I don’t know if you guys have read–or in my case are reading–Stephen King’s Bazaar of Bad Dreams. But if you haven’t, I seriously recommend it. Every chapter, at least so far, starts with the King himself talking about the inspiration for the story–and that alone is beneficial. If you are a student of the literary arts, it’s worth the price of admission just for that.
And when I started reading, I, of course, got to the first story, a little tale called “Mile 81”. It’s a horror story. One so well-crafted that by the end of it I learned so many new things about how to do horror well, my head spun.
And though some of this may be common knowledge, I thought I’d share some of it with you.
Horror is Inevitable:
Stephen King did this odd thing in the story. He telegraphed the deaths. I don’t mean in the usual way; I mean the narrator blatantly tells the reader that characters are about to die before it actually happens.
And for a while, this puzzled me, as it takes away the sense of surprise. But what it leaves…is dread. Because you know they are doomed, and there is nothing to do about it. And the concept of unavoidable anything is unnerving. Death especially.
Give Us Someone to Root for:
In media, killing off a character we dislike is not scary. We might even celebrate it. But a character we care for? One we want to see succeed? One we empathize with? That’s a target we can feel frightened for. Because, make no mistake, horror stories in any medium are not actively threatening the viewer. It’s threatening a character. But if we feel close enough to them, then we get it by proxy.
“Mile 81” does this with children. And you’ll grow to care for them, not just because they are young children, but also because they are likable characters–with personality traits I saw a bit in myself when I was their age.
And those are not people you want to see die.
Horror is a Wind-Up:
Tension. A monster is only so scary. And only for a few seconds on paper. But the waiting for a monster is terrible. It winds you up. And “Mile 81” takes this concept and makes it even stronger, as we spend a good ten pages just getting the characters to a location–without a hint of violence. Not even an indication of what’s to come.

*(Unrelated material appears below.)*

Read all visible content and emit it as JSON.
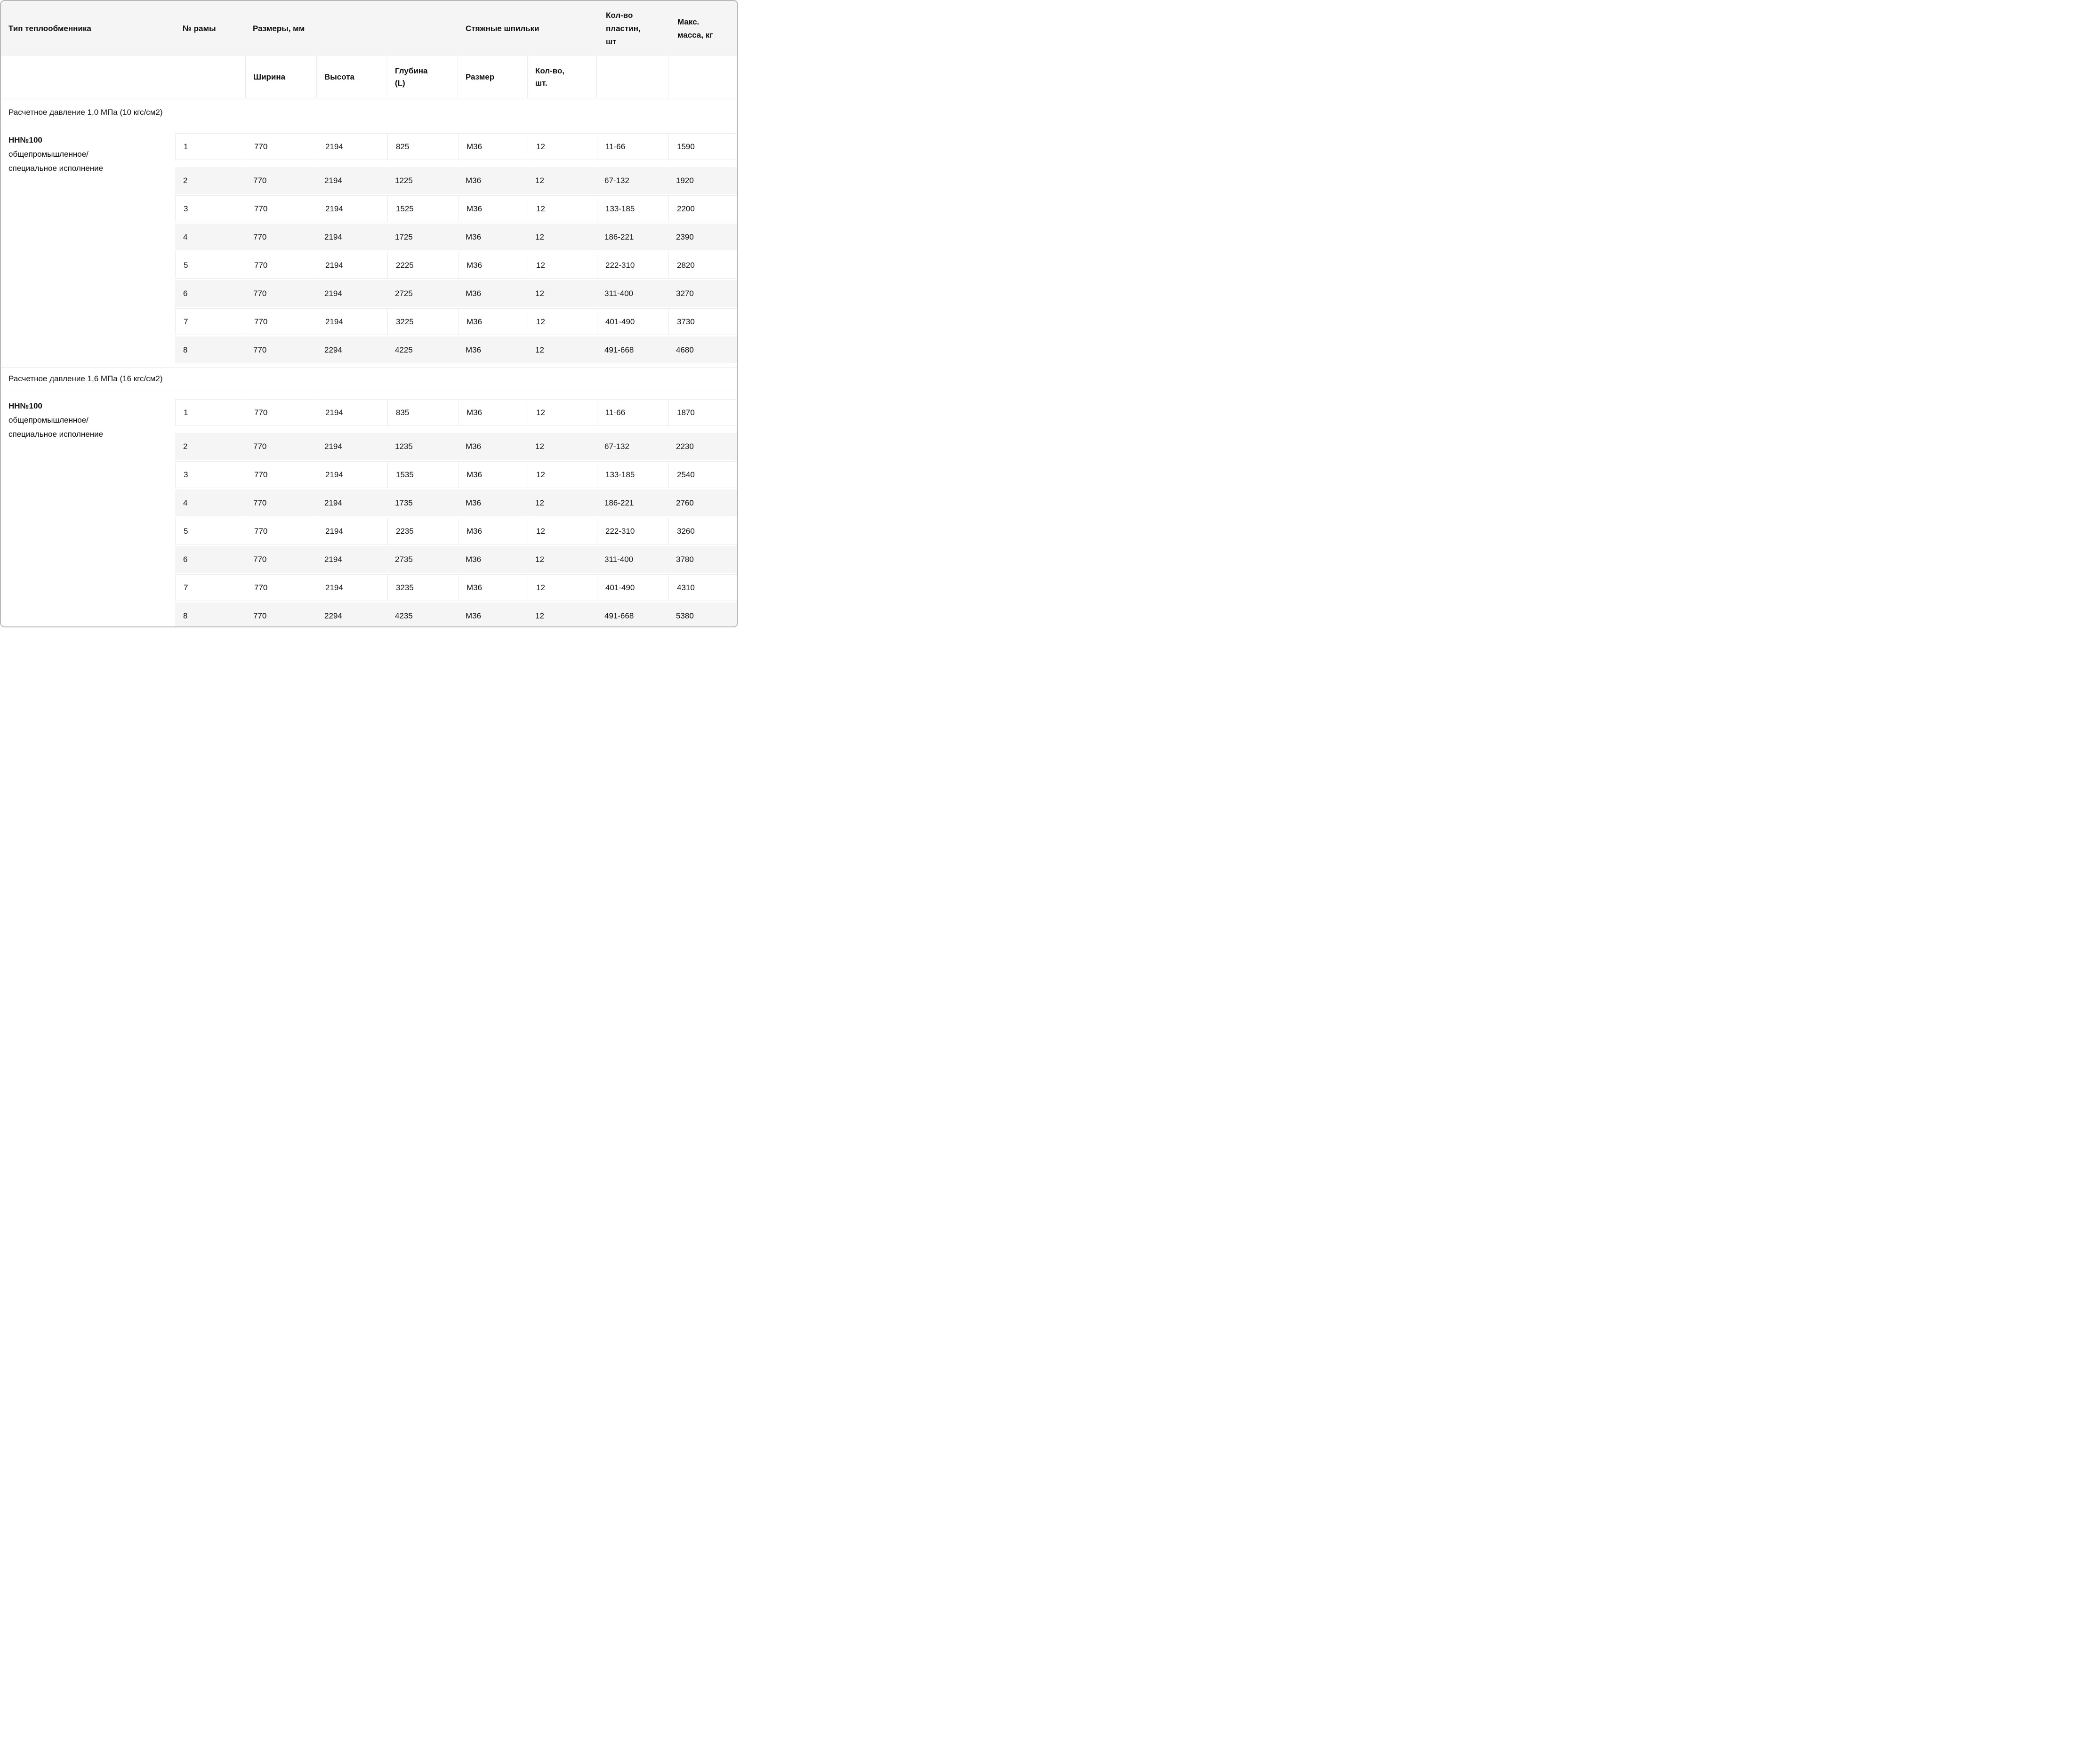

And it weakened my guard this tactic. I almost forgot it was a horror story, and just pictured the likable characters doing interesting things.
And then wham. The story starts up, and shatters my calm, and tells me people are about to die. And I sit there, reading and going “wait, wait, wait, what?! No, not them! I like them!” And ends with the ultimate thought of creepiness that only the best stories can stick in your head. Which is: “Could this really happen?” followed by “Could this really happen to me?”